There’s a lot of things depending on stabilization in home prices, but don’t look for that to happen any time soon.  Inventory that has gone off the market recently is liable to come back again- soon.  [Thanks L!]

Jan. 8 (Bloomberg) — As the U.S. housing recession enters its fourth year, there’s no sign of a recovery because speculators account for most of the rise in sales.

While the purchases are trimming the inventory of unsold properties, most of those bought by speculators will likely return to the market when prices rise again, hampering any recovery, said Nobel laureate economist Joseph Stiglitz and Yale University Professor Robert Shiller in interviews.

“We’re creating a shadow inventory of homes that will be right back on the market as soon as the economy and the housing market begin to improve,” said Stiglitz, a Columbia University professor of economics. “We could see a double-dip in the housing recession if that happens.”
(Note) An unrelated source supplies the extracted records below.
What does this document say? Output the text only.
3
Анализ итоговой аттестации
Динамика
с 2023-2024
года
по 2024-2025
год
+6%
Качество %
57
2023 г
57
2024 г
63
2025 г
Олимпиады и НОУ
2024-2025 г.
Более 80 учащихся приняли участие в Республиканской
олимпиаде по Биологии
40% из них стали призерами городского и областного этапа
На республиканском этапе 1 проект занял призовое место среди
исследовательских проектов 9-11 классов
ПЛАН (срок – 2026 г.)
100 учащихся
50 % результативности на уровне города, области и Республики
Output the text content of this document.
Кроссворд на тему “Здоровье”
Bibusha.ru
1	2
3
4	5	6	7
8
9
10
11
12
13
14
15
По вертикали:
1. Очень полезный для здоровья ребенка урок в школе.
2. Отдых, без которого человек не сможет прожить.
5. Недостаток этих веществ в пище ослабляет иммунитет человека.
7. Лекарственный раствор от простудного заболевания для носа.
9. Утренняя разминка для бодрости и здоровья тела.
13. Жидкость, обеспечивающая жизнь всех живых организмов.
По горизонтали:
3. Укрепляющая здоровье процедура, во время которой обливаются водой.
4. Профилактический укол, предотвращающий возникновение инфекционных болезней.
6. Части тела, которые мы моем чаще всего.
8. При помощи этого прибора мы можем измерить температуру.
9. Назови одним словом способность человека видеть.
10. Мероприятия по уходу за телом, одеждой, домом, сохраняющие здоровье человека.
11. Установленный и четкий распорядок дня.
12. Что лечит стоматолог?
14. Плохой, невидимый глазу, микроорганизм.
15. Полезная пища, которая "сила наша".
Banks owned a record $11.5 billion of repossessed homes in the U.S. at the end of the third quarter, according to the Federal Deposit Insurance Corp. Foreclosures accounted for almost half of all U.S. purchases in November and homes in default helped increase sales 83 percent in California.
 

I disagree with Stiglitz and Shiller though that this inventory will be back when the market begins to improve.  These properties will start to come back before then.  Investors thinking they bought near the bottom are liable to walk when they see there is more downside risk to their investments.

There are analysts who are saying that the economy won’t recover until housing recovers.  Housing won’t recover with a slowing economy and rising unemployment.  All these factors are liable to keep us in a downward spiral for some time.